Сон - тайны и парадоксы | страница 45



Вместе с сознанием выключается и способность мыслить логически и отвлеченно. Образы, заполняющие сцену, приходят из кратковременной памяти, поставляющей обрывки впечатлений дня, и из долговременной памяти, извлекающей следы прошлого. Ассоциации, по которым сочетаются эти прежние и новые следы, не всегда логичны и почти всегда произвольны. Они основаны на том сходстве, которое предпочитают видеть в предметах поэты. А руководит выбором этих ассоциаций не только случайность, но и та внутренняя установка личности, которая настоятельно требует разрядки, требует свободного, не знающего никаких ограничений проявления. Странно было бы, если бы во всех этих условиях возникали не фантастические, а реалистические сюжеты.

Язык наших снов — это язык без грамматики. Грамматика — привилегия бодрствующего сознания. Мы мыслим во сне не просто образами, а образами-символами, в которых сконцентрированы наши стремления, и место, принадлежащее грамматике, насыщено напряженным эмоциональным содержанием глубоко личного характера. Многие исследователи сравнивают наше мышление во сне с дологическим эмоционально-образным мышлением наших далеких предков. Такое же мышление присуще и маленьким детям, великим охотникам не только слушать сказки, но и сочинять их самим себе, превращая угол комнаты в целый мир.
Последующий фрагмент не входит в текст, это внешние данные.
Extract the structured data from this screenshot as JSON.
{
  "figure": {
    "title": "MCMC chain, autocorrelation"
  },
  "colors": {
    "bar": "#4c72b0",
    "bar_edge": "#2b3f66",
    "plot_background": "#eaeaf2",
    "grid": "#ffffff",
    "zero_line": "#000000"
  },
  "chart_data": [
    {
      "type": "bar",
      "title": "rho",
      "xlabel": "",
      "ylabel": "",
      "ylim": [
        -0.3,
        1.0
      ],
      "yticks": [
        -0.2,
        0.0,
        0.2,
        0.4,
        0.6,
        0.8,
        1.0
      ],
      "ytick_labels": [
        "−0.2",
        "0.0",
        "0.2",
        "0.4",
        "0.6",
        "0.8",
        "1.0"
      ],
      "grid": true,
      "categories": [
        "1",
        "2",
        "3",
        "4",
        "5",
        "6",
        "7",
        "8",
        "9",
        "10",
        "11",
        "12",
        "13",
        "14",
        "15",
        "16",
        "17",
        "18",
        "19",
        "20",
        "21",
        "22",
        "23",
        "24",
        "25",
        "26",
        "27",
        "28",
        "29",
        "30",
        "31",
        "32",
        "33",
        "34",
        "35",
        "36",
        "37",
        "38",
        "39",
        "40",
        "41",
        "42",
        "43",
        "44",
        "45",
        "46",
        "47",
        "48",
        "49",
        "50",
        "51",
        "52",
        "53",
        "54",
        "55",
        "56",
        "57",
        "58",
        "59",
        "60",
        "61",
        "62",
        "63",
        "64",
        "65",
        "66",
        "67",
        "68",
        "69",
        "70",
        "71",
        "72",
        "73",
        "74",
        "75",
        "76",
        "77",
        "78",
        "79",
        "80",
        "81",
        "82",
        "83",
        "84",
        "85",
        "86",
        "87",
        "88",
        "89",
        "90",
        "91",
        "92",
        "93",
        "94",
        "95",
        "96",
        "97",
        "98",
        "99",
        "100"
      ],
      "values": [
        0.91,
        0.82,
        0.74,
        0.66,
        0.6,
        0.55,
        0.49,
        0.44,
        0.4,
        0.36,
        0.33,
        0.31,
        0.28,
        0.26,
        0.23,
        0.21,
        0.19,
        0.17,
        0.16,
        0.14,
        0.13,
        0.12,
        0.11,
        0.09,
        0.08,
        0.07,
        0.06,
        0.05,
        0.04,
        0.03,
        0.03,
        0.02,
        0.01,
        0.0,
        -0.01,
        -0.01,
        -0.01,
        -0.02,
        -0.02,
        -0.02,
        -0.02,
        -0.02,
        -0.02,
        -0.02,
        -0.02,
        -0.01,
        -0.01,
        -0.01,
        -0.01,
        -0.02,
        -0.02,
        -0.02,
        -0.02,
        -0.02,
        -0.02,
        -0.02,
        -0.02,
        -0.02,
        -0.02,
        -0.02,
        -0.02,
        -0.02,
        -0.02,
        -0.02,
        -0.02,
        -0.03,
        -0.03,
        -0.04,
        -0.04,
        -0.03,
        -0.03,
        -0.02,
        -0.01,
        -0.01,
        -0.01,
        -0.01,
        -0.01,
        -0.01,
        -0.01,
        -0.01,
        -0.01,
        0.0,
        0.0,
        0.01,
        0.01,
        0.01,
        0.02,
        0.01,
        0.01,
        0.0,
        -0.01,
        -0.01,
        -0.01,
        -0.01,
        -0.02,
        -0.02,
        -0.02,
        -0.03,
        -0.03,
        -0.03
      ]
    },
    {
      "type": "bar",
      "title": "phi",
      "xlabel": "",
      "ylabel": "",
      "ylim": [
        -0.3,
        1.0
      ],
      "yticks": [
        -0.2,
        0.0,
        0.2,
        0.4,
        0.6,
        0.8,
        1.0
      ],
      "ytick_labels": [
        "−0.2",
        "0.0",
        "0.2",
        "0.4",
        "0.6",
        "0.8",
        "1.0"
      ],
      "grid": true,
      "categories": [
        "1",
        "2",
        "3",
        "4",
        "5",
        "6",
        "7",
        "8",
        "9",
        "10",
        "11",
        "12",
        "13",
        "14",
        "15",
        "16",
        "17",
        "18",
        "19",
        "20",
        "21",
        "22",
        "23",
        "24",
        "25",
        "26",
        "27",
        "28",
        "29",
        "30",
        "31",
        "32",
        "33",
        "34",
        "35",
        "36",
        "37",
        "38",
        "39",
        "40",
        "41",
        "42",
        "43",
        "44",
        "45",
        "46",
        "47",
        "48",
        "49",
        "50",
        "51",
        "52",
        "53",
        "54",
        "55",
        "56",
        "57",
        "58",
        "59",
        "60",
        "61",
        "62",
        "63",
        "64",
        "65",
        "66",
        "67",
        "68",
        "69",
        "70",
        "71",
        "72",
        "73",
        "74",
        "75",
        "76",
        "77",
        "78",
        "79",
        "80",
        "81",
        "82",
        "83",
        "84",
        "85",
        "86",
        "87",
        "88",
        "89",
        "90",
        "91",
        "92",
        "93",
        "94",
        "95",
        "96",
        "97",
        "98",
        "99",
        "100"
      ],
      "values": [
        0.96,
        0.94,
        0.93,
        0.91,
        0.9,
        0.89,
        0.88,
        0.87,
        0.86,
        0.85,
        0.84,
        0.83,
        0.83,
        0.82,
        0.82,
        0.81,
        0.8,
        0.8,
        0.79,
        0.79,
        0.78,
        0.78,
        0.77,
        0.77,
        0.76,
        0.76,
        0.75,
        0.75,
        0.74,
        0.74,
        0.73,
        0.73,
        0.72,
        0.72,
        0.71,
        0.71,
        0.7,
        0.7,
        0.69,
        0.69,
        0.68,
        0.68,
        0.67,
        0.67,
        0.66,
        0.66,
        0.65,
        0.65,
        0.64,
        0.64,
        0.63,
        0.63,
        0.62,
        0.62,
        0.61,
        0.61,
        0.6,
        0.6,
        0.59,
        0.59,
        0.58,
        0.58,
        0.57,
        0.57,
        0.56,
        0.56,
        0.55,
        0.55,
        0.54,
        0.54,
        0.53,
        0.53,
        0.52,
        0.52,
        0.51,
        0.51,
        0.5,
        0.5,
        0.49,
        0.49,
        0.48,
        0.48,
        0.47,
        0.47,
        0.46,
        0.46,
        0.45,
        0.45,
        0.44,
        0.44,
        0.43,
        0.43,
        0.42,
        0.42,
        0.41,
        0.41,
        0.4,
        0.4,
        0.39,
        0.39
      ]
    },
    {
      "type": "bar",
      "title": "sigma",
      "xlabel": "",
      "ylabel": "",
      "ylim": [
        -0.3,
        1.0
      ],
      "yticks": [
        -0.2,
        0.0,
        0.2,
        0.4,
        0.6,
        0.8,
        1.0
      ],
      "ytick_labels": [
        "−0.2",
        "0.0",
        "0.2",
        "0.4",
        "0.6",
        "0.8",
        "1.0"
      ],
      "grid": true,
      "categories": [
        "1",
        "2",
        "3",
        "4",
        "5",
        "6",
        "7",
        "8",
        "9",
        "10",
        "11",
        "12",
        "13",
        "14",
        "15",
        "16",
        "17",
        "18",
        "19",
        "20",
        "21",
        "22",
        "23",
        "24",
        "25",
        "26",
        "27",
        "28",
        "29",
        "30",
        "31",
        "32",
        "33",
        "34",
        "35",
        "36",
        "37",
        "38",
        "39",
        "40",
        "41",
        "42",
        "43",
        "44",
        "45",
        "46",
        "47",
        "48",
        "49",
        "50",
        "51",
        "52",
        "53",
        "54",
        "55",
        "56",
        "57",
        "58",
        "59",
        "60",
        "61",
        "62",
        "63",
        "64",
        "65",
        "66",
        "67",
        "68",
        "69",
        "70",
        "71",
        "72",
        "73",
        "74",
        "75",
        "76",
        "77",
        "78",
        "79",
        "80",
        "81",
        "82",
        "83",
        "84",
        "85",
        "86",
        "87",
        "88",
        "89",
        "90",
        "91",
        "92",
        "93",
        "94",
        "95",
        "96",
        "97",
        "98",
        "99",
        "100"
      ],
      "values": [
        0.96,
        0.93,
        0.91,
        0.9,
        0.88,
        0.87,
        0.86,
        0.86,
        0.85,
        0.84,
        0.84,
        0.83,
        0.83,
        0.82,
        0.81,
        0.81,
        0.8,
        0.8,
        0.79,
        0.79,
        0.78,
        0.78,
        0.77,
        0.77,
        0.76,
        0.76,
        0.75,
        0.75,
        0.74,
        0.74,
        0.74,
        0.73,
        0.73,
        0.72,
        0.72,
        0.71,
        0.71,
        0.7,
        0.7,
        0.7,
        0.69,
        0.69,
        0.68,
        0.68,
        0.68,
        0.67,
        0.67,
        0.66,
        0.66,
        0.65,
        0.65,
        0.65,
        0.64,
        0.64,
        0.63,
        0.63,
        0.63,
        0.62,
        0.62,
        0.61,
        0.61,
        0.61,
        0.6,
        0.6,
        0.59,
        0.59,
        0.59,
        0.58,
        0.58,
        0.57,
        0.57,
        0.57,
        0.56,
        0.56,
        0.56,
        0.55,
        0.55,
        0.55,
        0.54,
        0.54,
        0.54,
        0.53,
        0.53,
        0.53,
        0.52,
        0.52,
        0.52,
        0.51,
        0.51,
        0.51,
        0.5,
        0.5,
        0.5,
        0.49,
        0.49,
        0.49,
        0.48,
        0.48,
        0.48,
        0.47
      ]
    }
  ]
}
Не так уж давно, говорят исследователи, человечество стало взрослым и приобрело способность судить обо всем логично. Да и, по правде говоря, не так уж часто мы, думая о чем-нибудь, следуем формальной логике. Когда мы смотрим спектакль, всем сердцем отдаваясь тому, что происходит на сцене, и с трепетом ожидая развязки, разве не верим мы тогда в реальность самого невероятного, разве думаем о том, что все, что нам показывают, чистейший вымысел? В этот миг мы дети, и все драматурги и поэты, сочиняя свои пьесы и поэмы, и все художники, рисуя свои картины, а все композиторы, сочиняя свои симфонии, — все они немного дети, потому что ничего нельзя сочинить без детской веры в реальность творимого мира и по-детски настойчивого желания убедить нас, что мир этот существует на самом деле.

Конечно, искусство — не сон. Любая фантазия развивается в нем по логике идейного замысла, развития характеров, в единстве не только с душою художника, но и с тем реальным миром, к которому обращено его творение, делами и заботами которого он полон сам. Художник ищет и способ освободиться от того, что переполняет его, ищет своего рода разрядки, очищения. Об искусстве как об освобождении говорили Гете, Хемингуэй и многие другие. Нет, искусство не сон и сон не искусство, не творчество, но есть в творчестве и в снах общие черты, питаемые общим источником — памятью, есть общий язык, общие способы связей. Недаром творят во сне поэты и ученые, и недаром так много снов в литературе — сны Пьера и князя Андрея, Николеньки и Пети, Татьяны и Гринева. Четыре сна видит Вера Павловна и четыре сна Анна Каренина — ярчайшие сны, в которых сосредоточиваются главные мысли писателей.